Grazie Professor Savona!

* * *

È del resto tanto più necessario un piano per la mobilitazione del risparmio italiano e la sua contemporanea protezione, a causa del drammatico oblio della globalizzazione. Gli anglosassoni hanno coniato il neologismo «slowbalization». L’integrazione economica che aveva preso avvio fin dall’inizio degli anni ’70 con il disgelo fra Stati Uniti e Cina teorizzata da Henry Kissinger, ha avuto il colpo decisivo, dopo il rallentamento a partire dal 2010, con l’arrivo alla Casa Bianca di Donald Trump.

Ci mancava la pandemia e poi la guerra in Ucraina. Per bene che vada, ci sarà un nuovo tipo di globalizzazione.

Intanto le grandi aziende stanno isolando, lasciandole alla loro autonoma capacità, le filiali che nei paesi in via di sviluppo avevano offerto la possibilità di produrre a costi bassi incentivando così la crescita della circolazione dei beni e dello sviluppo. Invece la circolazione delle merci si è rallentata; in alcuni casi, come per i chip, si è verificata una vera e propria carestia che ha paralizzato l’industria automobilistica ma non solo. Anche Apple, attraverso il suo capo Tim Cook, teme che ci possa essere una riduzione delle vendite fino a 8 miliardi di dollari in un trimestre.

Indiscutibilmente, tutto ciò è accaduto anche perché inevitabilmente i paesi del mondo sviluppato si sono trovati produttivamente dipendenti dei paesi autarchici e in particolare della Cina, che a partire dalla creazione della Nuova Cina da parte del vicepresidente Deng Xiaoping, ha sottratto alla fame oltre un miliardo di cittadini.

La globalizzazione sta cedendo sempre più spazio al protezionismo. Sono le catene di approvvigionamento che stanno entrando in crisi e il Fmi ha calcolato che se la struttura produttiva dei vari settori dovesse essere duplicata per l’interruzione dei flussi fra paesi del mondo occidentale e quello orientale, i costi aumenterebbero di un importo pari al 2% del pil mondiale.

Chi ha elaborato questi dati sta predicando moderazione.

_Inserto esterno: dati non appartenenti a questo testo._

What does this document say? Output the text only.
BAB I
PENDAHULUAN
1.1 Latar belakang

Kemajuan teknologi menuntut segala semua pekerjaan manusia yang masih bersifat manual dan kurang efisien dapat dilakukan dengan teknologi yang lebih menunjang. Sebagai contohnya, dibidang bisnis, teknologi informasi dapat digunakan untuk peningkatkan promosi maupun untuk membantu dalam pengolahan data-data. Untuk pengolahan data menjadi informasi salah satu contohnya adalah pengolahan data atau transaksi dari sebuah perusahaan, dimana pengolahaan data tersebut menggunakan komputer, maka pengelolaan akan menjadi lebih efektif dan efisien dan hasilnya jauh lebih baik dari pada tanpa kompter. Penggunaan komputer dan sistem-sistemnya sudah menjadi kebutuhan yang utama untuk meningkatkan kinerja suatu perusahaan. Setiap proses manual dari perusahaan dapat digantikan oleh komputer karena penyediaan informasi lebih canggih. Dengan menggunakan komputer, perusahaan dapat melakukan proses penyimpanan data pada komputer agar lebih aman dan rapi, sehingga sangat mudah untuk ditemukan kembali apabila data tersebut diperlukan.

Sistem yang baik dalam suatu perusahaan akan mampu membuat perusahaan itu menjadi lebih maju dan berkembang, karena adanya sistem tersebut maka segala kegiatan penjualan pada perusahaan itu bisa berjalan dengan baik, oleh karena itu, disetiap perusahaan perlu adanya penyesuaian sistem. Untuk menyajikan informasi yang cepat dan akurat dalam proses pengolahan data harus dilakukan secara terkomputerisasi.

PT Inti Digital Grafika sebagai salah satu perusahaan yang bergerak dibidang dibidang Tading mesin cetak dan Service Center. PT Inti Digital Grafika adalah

La globalizzazione ha creato cittadini globali anche nella mentalità. Abituati a comprare dove più era conveniente, ma anche a spostarsi con libertà da un capo all’altro del mondo, sapendo che dovunque avrebbero trovato i loro prodotti e servizi preferiti… con i più colpiti dalla crisi globale, che trovano ora una reale globalizzazione di fatto solo nel Covid.

Ci sarà una resipiscenza? Ci sarà una nuova forma di globalizzazione? Tutti coloro che hanno buonsenso, una volta superata la guerra, lo sperano. Ma a poter determinare un tale recupero occorre che non si stanchi di essere attivo chi ha potere di influire su tutte le opinioni pubbliche e di conseguenza sui governanti.

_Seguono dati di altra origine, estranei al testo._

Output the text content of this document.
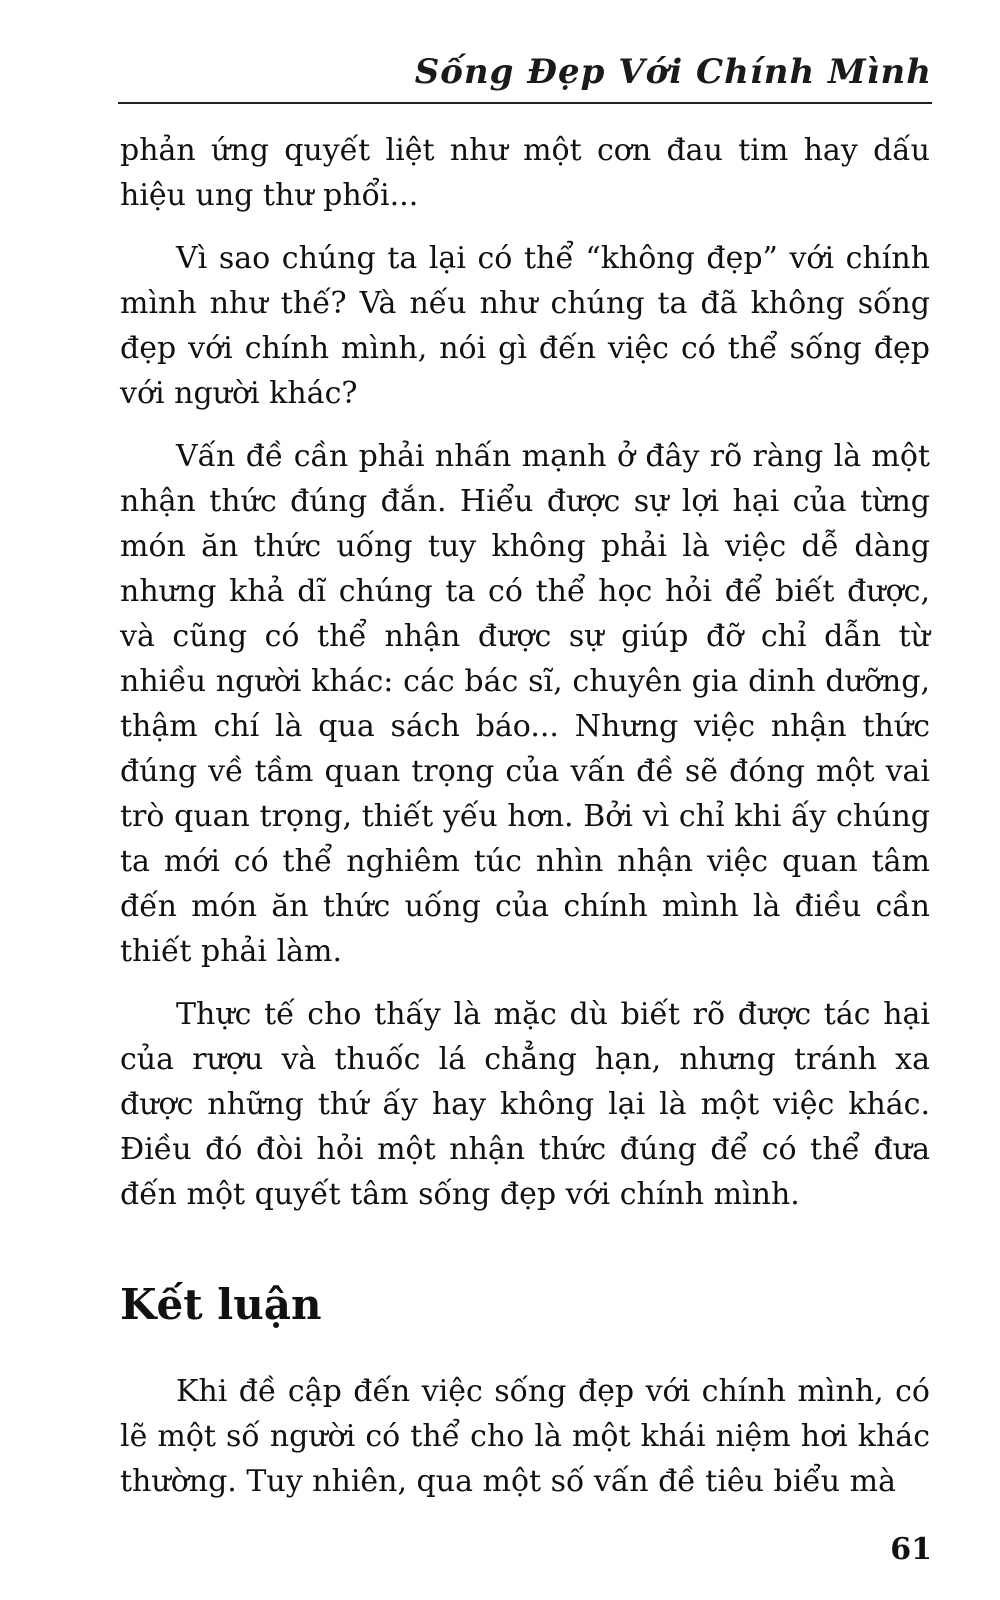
Sống Đẹp Với Chính Mình

phản ứng quyết liệt như một cơn đau tim hay dấu hiệu ung thư phổi...

Vì sao chúng ta lại có thể “không đẹp” với chính mình như thế? Và nếu như chúng ta đã không sống đẹp với chính mình, nói gì đến việc có thể sống đẹp với người khác?

Vấn đề cần phải nhấn mạnh ở đây rõ ràng là một nhận thức đúng đắn. Hiểu được sự lợi hại của từng món ăn thức uống tuy không phải là việc dễ dàng nhưng khả dĩ chúng ta có thể học hỏi để biết được, và cũng có thể nhận được sự giúp đỡ chỉ dẫn từ nhiều người khác: các bác sĩ, chuyên gia dinh dưỡng, thậm chí là qua sách báo... Nhưng việc nhận thức đúng về tầm quan trọng của vấn đề sẽ đóng một vai trò quan trọng, thiết yếu hơn. Bởi vì chỉ khi ấy chúng ta mới có thể nghiêm túc nhìn nhận việc quan tâm đến món ăn thức uống của chính mình là điều cần thiết phải làm.

Thực tế cho thấy là mặc dù biết rõ được tác hại của rượu và thuốc lá chẳng hạn, nhưng tránh xa được những thứ ấy hay không lại là một việc khác. Điều đó đòi hỏi một nhận thức đúng để có thể đưa đến một quyết tâm sống đẹp với chính mình.

Kết luận

Khi đề cập đến việc sống đẹp với chính mình, có lẽ một số người có thể cho là một khái niệm hơi khác thường. Tuy nhiên, qua một số vấn đề tiêu biểu mà

61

Il rischio è che si ripeta quanto avvenne negli anni ’30 con il nazionalismo: come difesa, le filiali estere furono abbandonate a se stesse e il mondo marciò verso la Seconda guerra mondiale.

I più convinti che il commercio globalizzato abbia la capacità di rendere il mondo migliore sono in primo luogo i tedeschi, anche se sono consapevoli che grazie alla globalizzazione 1/3 del pil mondiale è in mano ai paesi autocratici.

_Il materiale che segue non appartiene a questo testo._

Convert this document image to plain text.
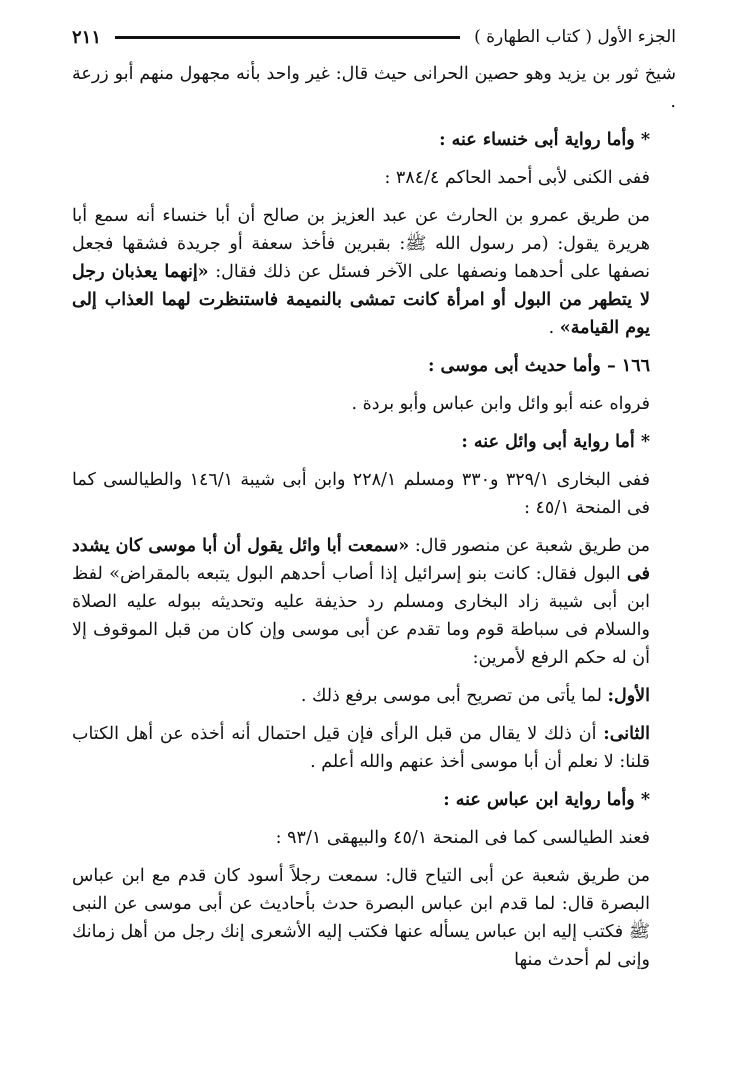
الجزء الأول ( كتاب الطهارة )
٢١١

شيخ ثور بن يزيد وهو حصين الحرانى حيث قال: غير واحد بأنه مجهول منهم أبو زرعة .

* وأما رواية أبى خنساء عنه :

ففى الكنى لأبى أحمد الحاكم ٣٨٤/٤ :

من طريق عمرو بن الحارث عن عبد العزيز بن صالح أن أبا خنساء أنه سمع أبا هريرة يقول: (مر رسول الله ﷺ: بقبرين فأخذ سعفة أو جريدة فشقها فجعل نصفها على أحدهما ونصفها على الآخر فسئل عن ذلك فقال: «إنهما يعذبان رجل لا يتطهر من البول أو امرأة كانت تمشى بالنميمة فاستنظرت لهما العذاب إلى يوم القيامة» .

١٦٦ – وأما حديث أبى موسى :

فرواه عنه أبو وائل وابن عباس وأبو بردة .

* أما رواية أبى وائل عنه :

ففى البخارى ٣٢٩/١ و٣٣٠ ومسلم ٢٢٨/١ وابن أبى شيبة ١٤٦/١ والطيالسى كما فى المنحة ٤٥/١ :

من طريق شعبة عن منصور قال: «سمعت أبا وائل يقول أن أبا موسى كان يشدد فى البول فقال: كانت بنو إسرائيل إذا أصاب أحدهم البول يتبعه بالمقراض» لفظ ابن أبى شيبة زاد البخارى ومسلم رد حذيفة عليه وتحديثه ببوله عليه الصلاة والسلام فى سباطة قوم وما تقدم عن أبى موسى وإن كان من قبل الموقوف إلا أن له حكم الرفع لأمرين:

الأول: لما يأتى من تصريح أبى موسى برفع ذلك .

الثانى: أن ذلك لا يقال من قبل الرأى فإن قيل احتمال أنه أخذه عن أهل الكتاب قلنا: لا نعلم أن أبا موسى أخذ عنهم والله أعلم .

* وأما رواية ابن عباس عنه :

فعند الطيالسى كما فى المنحة ٤٥/١ والبيهقى ٩٣/١ :

من طريق شعبة عن أبى التياح قال: سمعت رجلاً أسود كان قدم مع ابن عباس البصرة قال: لما قدم ابن عباس البصرة حدث بأحاديث عن أبى موسى عن النبى ﷺ فكتب إليه ابن عباس يسأله عنها فكتب إليه الأشعرى إنك رجل من أهل زمانك وإنى لم أحدث منها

Il risvolto diretto di quanto sta accadendo nell’economia globale lo si ha sui mercati finanziari e borsistici, perché la risposta all’inflazione è stato l’intervento delle banche centrali che hanno rialzato il costo del denaro. E le azioni americane sono scese del 20%. La Fed predica che riuscirà a controllare l’inflazione con l’aumento dei tassi, ma intanto l’inflazione degli Usa è arrivata all’8,6%.

Tutto ciò non sarebbe accaduto se il presidente Trump non avesse dato una spinta decisiva alla fine della globalizzazione, già in discesa con la sua politica dei dazi. Se non lo avesse fatto (e forse proprio per questo il successore Joe Biden proprio in queste ore sta ripensando ad abolire o modificare i dazi con la Cina) il mondo certo sarebbe più vivibile e più sereno.